I would agree, there are individuals with insulin dependence that suffer from varying amounts of emotional weakness, but I would disagree that it should be outright blamed on diabetes or that the A typical Diabetic should be excused from a happy productive, and fulfilling life. My life is not and will not be defined buy my complete dependence on insulin. Yes I think about my insulin dependence 24/7, along with my runny nose and a million other thoughts and problems, probably some of them not so healthy but I'm not consumed by my bad ones, we are humans, we solve problems.

I don't need any tools to help me form a healthy relationship with my 'Bete's...LOL it will never be a healthy relationship, it's a chronic condition that may shorten my life, I now have some other health issues at 60 that make my diabetes pale in comparison...the seasons will change and our body is in decline for most of our life...don't stick your head in the sand, our time has a limit.

Is my life OK you tell me?

Great career.

Loving Wife

Two wonderful children 30+ years old

Three grandchildren

All of this happened after I was 100% insulin dependent...I guess I could have done better...but compared to many people I would say I'm blessed.

Marina we can choose to make our lives horrible, or with a tinny bit of faith we can thrive....

Life is tough...wear a helmet!

I had my dad as a resource, because he was diagnosed at age 30..myself at 13. He didn't have to deal with diabetes as a teenager though, and there were very few practical resources available as substitute.

I believe that almost all children and many adults who are diagnosed with diabetes should have as an option mental health support at least until it is determined to be unneeded. I met a Psychiatrist who is attached to an endocrinology practice at Indiana University Hospital who see adults when they are diagnosed and along the way when assistance is needed. They also have a child oriented therapy practice associated with the same office.
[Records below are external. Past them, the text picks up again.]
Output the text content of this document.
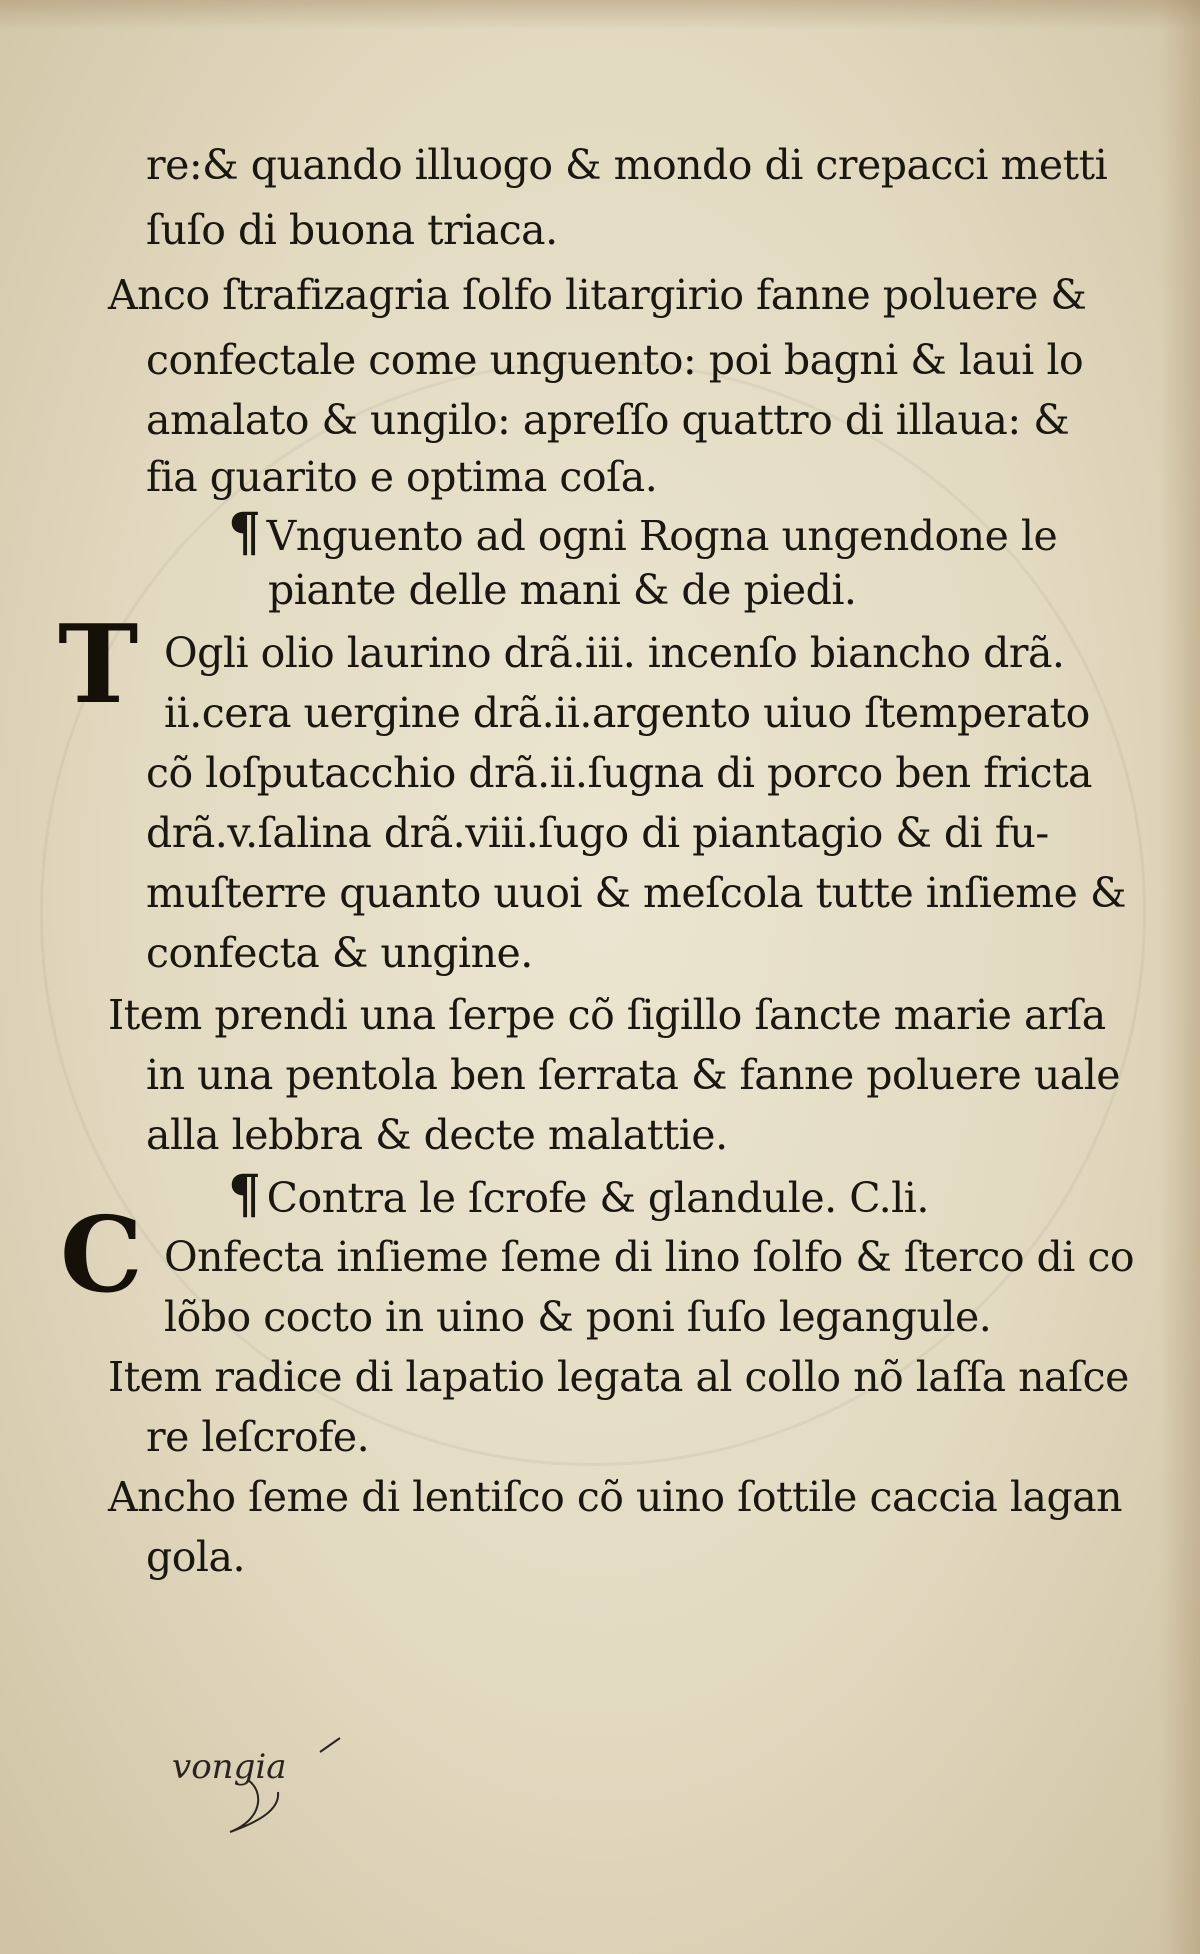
re:& quando illuogo & mondo di crepacci metti
ſuſo di buona triaca.
Anco ſtrafizagria ſolfo litargirio fanne poluere &
confectale come unguento: poi bagni & laui lo
amalato & ungilo: apreſſo quattro di illaua: &
fia guarito e optima coſa.
¶ Vnguento ad ogni Rogna ungendone le
piante delle mani & de piedi.
T Ogli olio laurino drã.iii. incenſo biancho drã.
ii.cera uergine drã.ii.argento uiuo ſtemperato
cõ loſputacchio drã.ii.ſugna di porco ben fricta
drã.v.ſalina drã.viii.ſugo di piantagio & di fu-
muſterre quanto uuoi & meſcola tutte inſieme &
confecta & ungine.
Item prendi una ſerpe cõ ſigillo ſancte marie arſa
in una pentola ben ſerrata & fanne poluere uale
alla lebbra & decte malattie.
¶ Contra le ſcrofe & glandule. C.li.
C Onfecta inſieme ſeme di lino ſolfo & ſterco di co
lõbo cocto in uino & poni ſuſo legangule.
Item radice di lapatio legata al collo nõ laſſa naſce
re leſcrofe.
Ancho ſeme di lentiſco cõ uino ſottile caccia lagan
gola.
vongia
The Psychiatrist related the she sees upward of 40 patients at a time and she said there is a large need.

I was diagnosed at 16 and was released from the hospital on my 17th birthday. I was amazingly depressed and stayed that way for the next 20-25 years, until I sought and got treatment. To set the scene my mom was a type 1 or LADA (there was nothing called LADA in those days)and mom had all the classic complications plus some.

For me having Diabetes was death. My goal was to immediately have a career, family and children and go as far and fast as I could. Health was not something I placed a high value on.

So I did that. I was married at 19 (now 37 years), We have two fine sons 32 and 35 and I had a wonderful career. What I didn't do was take care of myself. No need I felt that I was on a path toward early death.

Well I didn't die, and at 40 I had accomplished a nice career, a nice family and all of a sudden I was not seriously sick. I mean what happened. for 17 years now I have been in therapy off and on. Dealing with disease, guilt, loss of my mom (she was 48 when she passed) I mean heck it is tough.

Could a difference had been made if I seen a therapist when diagnosed? I do not knwo for sure. But it would have been worth a try, if a try had been contemplated. Such is life.